8. Balancing Prospecting and Conversion Campaigns

  • Arindam Paul Founding Member and CBO, Atomberg

Not all paid marketing is about conversions. You have to also run paid campaigns for prospecting. 

It's crucial to understand that people usually don't buy from a brand after just one interaction. It typically takes two or three interactions with the brand before they make a purchase. This is why you have to spend some part of your paid marketing budget on prospecting campaigns.

Prospecting campaigns are a bit higher up in the marketing funnel, but they are still performance-oriented. 

For most early brands, a good budget split is 70 – 30. 70% on prospecting and 30% on conversions. You need that 70% because otherwise you will exhaust your audience for conversion campaigns very soon. 

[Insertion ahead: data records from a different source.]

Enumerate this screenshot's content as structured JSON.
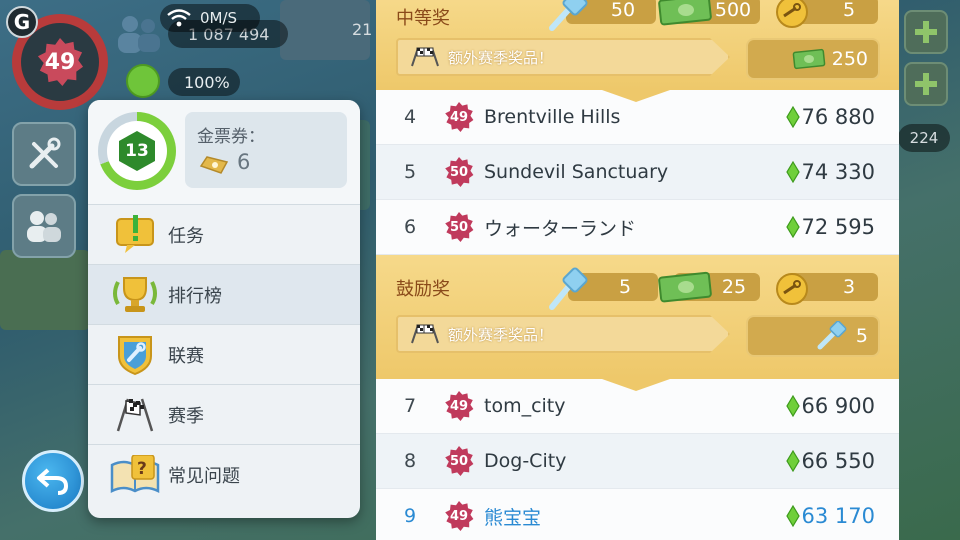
{
  "hud": {
    "network_speed": "0M/S",
    "population": "1 087 494",
    "happiness": "100%",
    "player_level": "49",
    "side_value": "224",
    "partial_value": "21"
  },
  "profile": {
    "level": "13",
    "golden_ticket_label": "金票券：",
    "golden_ticket_count": "6"
  },
  "menu": {
    "items": [
      {
        "label": "任务",
        "icon": "quest-icon"
      },
      {
        "label": "排行榜",
        "icon": "trophy-icon"
      },
      {
        "label": "联赛",
        "icon": "league-shield-icon"
      },
      {
        "label": "赛季",
        "icon": "checkered-flags-icon"
      },
      {
        "label": "常见问题",
        "icon": "faq-book-icon"
      }
    ],
    "active_index": 1
  },
  "leaderboard": {
    "tiers": [
      {
        "title": "中等奖",
        "rewards": {
          "keys": "50",
          "simoleons": "500",
          "golden_keys": "5"
        },
        "bonus_label": "额外赛季奖品！",
        "bonus_reward": "250",
        "bonus_reward_icon": "cash-icon"
      },
      {
        "title": "鼓励奖",
        "rewards": {
          "keys": "5",
          "simoleons": "25",
          "golden_keys": "3"
        },
        "bonus_label": "额外赛季奖品！",
        "bonus_reward": "5",
        "bonus_reward_icon": "key-icon"
      }
    ],
    "rows_tier1": [
      {
        "rank": "4",
        "level": "49",
        "name": "Brentville Hills",
        "score": "76 880"
      },
      {
        "rank": "5",
        "level": "50",
        "name": "Sundevil Sanctuary",
        "score": "74 330"
      },
      {
        "rank": "6",
        "level": "50",
        "name": "ウォーターランド",
        "score": "72 595"
      }
    ],
    "rows_tier2": [
      {
        "rank": "7",
        "level": "49",
        "name": "tom_city",
        "score": "66 900"
      },
      {
        "rank": "8",
        "level": "50",
        "name": "Dog-City",
        "score": "66 550"
      },
      {
        "rank": "9",
        "level": "49",
        "name": "熊宝宝",
        "score": "63 170"
      }
    ]
  },
  "colors": {
    "tier_gold": "#eec86a",
    "highlight_blue": "#2a8ad3",
    "level_ring_red": "#b83b3b",
    "level_ring_green": "#7ccf3c"
  }
}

Slide titled “Types of Performance Campaigns,” explaining the difference between prospecting campaigns targeting new users with high purchase intent and conversion campaigns targeting users who have already interacted with the brand
Arindam’s slide on “Types of Performance Campaigns.”

Remember, prospecting is about reaching potential customers, not just random audiences. You have to optimise these campaigns based on specific signals or markers.

This also creates a challenge in running an automated prospected campaign because in most automated campaigns, the moment you tell the machine, I need 100 orders,” the machine will prioritize reaching the easiest 100 conversions. 

Automated campaigns don’t tell you which conversions are incremental. This is a serious pitfall and it makes exclusions essential. Exclusions ensure that you don't overspend on people who have already made a purchase or already have a very high likelihood to purchase.

When running a Pmax campaign on Google Ads, consider excluding brand keywords. You can also exclude website visitors from the last 30 days in retargeting campaigns. These are some obvious exclusions to ensure incremental reach in your prospecting campaign.